Moving to methods and APIs which weren't in the previous SDK release makes it harder to roll back if there is a problem; but there may be good reasons for the deprecation.
At the same time, there may be good reasons for staying with the old code.
When the patch is committed: update the JIRA to the version number actually used; use that title in the commit message.

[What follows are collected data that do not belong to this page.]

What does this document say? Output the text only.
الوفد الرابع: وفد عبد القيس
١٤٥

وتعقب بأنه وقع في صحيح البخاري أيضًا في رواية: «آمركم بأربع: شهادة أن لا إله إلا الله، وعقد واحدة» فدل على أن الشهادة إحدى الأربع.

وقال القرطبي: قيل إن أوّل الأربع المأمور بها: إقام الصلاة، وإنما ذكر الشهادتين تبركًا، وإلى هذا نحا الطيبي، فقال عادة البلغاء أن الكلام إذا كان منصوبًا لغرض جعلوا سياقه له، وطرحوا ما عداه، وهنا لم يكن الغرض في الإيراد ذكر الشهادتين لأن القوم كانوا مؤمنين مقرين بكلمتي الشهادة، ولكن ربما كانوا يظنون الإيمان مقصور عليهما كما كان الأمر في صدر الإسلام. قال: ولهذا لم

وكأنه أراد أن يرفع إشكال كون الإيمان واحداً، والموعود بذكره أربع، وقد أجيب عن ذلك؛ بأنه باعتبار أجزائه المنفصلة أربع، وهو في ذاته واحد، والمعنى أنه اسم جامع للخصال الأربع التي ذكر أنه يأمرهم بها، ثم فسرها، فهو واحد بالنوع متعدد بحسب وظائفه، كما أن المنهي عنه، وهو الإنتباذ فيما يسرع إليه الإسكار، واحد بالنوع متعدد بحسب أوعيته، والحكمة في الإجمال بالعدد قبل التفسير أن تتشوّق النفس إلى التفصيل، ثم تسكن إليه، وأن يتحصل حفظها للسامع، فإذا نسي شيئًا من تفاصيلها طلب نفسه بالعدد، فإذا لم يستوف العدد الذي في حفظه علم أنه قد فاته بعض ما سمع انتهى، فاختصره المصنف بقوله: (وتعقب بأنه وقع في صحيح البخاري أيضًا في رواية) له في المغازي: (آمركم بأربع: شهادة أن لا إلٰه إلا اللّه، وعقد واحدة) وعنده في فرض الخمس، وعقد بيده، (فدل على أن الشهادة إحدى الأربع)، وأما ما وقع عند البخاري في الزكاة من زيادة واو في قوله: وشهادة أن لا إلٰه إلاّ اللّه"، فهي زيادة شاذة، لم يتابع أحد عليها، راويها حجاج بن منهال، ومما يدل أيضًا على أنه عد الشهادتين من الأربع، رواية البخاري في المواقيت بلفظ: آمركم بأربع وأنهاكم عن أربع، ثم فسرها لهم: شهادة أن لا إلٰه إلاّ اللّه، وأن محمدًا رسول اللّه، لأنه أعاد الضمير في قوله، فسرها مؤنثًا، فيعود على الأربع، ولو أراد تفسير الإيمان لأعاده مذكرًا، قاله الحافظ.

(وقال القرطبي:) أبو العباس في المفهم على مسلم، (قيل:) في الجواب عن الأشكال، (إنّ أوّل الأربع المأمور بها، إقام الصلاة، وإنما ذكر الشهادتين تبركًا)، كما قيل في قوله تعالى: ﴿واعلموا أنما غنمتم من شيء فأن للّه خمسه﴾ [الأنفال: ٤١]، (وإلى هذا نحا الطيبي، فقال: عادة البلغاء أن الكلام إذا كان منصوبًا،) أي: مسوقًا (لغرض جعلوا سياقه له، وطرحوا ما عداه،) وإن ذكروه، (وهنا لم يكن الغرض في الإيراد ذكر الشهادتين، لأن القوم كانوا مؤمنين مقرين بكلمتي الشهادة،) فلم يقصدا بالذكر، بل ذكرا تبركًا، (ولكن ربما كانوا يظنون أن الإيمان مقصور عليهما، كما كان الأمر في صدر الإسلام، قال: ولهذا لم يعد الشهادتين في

Be prepared to roll-back, re-iterate or code your way out of a regression.
There may be some problem which surfaces with wider use, which can get fixed in a new AWS release, rolling back to an older one, or just worked around HADOOP-14596.
Don't be surprised if this happens, don't worry too much, and, while that rollback option is there to be used, ideally try to work forwards.
If the problem is with the SDK, file issues with the AWS V2 SDK Bug tracker. If the problem can be fixed or worked around in the Hadoop code, do it there too.